MHP’nin eski milletvekillerinden Sinan Oğan, Andımız’ın yasaklanmasıyla ilgili olarak geçen hafta “Andımız ilk olarak 1960’ta Yunanistan’ın İskeçe kentinde Vali Bleris tarafından yasaklandı,” dedi ve sosyal medya hesabında bu olayla ilgili ayrıntılı bilgiler verdi.
Ne acı değil mi sevgili okuyucularım! Zorunlu eğitim dediğimiz ilkokullarda (sonradan ilköğretim okulu) taze dimağlara Türklük gurur ve şuuru, Atatürk sevgisi, dürüstlük, çalışkanlık, saygı ve sevgi aşılamaktan başka amacı olmayan Andımız önce Yunanistan valisi tarafından, sonra Türkiye Cumhuriyeti’nin bir Millî Eğitim Bakanı tarafından yasaklanıyor.
Andımız’ın İskeçe’de yasaklanmasını anlamak ne kadar kolaysa Türkiye’de yasaklanma sebebini anlamak da o kadar zor.

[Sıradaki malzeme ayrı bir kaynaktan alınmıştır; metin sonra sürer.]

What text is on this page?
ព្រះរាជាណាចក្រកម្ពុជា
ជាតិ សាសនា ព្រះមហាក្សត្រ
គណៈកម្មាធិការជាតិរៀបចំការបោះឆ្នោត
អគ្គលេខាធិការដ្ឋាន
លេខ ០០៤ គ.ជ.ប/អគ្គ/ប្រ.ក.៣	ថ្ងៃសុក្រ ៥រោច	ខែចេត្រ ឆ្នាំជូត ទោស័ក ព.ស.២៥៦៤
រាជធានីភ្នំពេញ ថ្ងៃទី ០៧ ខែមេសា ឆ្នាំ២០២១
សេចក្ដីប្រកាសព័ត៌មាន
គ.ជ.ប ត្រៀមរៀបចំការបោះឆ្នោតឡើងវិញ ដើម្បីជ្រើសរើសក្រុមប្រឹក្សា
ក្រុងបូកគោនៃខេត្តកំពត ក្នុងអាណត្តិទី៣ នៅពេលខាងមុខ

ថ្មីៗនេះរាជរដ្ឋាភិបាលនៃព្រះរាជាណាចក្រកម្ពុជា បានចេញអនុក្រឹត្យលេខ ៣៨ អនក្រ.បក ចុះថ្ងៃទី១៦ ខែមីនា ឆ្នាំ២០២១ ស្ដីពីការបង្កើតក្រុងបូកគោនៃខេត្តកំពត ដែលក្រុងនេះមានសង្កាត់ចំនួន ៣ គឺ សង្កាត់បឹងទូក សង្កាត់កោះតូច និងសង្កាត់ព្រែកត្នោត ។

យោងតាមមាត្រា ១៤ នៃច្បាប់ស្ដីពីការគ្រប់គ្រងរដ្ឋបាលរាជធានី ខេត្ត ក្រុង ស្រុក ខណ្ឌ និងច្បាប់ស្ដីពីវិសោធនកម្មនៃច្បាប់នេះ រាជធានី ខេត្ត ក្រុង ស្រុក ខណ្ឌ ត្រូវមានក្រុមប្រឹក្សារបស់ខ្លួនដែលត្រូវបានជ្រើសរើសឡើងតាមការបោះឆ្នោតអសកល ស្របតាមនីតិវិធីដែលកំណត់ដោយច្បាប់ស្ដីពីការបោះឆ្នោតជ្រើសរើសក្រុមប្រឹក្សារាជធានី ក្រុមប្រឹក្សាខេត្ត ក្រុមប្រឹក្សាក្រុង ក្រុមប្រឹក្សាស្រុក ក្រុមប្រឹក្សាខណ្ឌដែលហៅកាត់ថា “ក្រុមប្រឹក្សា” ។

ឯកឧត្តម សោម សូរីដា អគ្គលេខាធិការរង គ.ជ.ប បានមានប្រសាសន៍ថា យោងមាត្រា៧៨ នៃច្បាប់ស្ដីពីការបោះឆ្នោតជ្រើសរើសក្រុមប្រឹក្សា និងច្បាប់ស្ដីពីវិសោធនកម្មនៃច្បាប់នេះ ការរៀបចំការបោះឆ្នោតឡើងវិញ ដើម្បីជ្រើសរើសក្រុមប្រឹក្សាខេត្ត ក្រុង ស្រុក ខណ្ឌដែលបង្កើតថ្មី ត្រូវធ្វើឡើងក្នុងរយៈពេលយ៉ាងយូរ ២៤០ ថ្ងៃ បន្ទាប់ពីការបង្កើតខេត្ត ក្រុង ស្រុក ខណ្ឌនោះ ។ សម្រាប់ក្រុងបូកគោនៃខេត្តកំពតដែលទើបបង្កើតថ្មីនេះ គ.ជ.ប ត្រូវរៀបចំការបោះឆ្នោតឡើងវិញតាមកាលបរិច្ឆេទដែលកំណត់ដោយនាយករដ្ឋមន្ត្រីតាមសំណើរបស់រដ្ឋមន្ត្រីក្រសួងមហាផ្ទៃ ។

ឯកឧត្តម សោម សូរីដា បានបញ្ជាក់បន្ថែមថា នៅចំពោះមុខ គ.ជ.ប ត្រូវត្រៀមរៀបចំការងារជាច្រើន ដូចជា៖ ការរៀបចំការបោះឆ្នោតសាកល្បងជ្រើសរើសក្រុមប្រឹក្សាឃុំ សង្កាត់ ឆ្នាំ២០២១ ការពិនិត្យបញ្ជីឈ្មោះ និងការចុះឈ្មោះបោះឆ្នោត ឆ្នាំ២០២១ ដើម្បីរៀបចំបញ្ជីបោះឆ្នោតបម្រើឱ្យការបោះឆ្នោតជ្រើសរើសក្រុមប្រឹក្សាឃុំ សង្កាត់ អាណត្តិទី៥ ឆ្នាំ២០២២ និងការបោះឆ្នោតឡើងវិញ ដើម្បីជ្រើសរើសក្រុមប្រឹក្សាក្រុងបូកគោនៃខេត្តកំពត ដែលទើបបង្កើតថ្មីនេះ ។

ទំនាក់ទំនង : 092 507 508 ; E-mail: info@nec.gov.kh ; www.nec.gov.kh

Bu üzücü olayı anlayan varsa ve halkımızı ikna edecek sebepleri açıklayabilecekse beri gelsin.
Sebep olanlara, bu karara imza atanlara yazıklar olsun!
Her şey 2008’de Mazlum-Der’in Andımız’ı yasaklamak için mahkemeye başvurmasıyla başlamıştı. Zamanın Milllî Eğitim Bakanı Nimet Çubukçu mahkemeye verdiği savunmada Andımız’ın pedagojik yönden ve iletilen mesajlar bakımından Millî Eğitimin temel amaçlarına aykırı olmadığını ispat eden savunma yaptı ve Danıştay şikâyetçilerin talebini kabul etmedi.
Bu güzel metne ikinci saldırı (benim hatırladığım kararıyla) Selahattin Demirtaş’tan geldi; Mart 2011’de ilköğretim okulunda okuyan çocuğunun bu andı okumaması için Millî Eğitim Müdürlüğüne dilekçe vermişti.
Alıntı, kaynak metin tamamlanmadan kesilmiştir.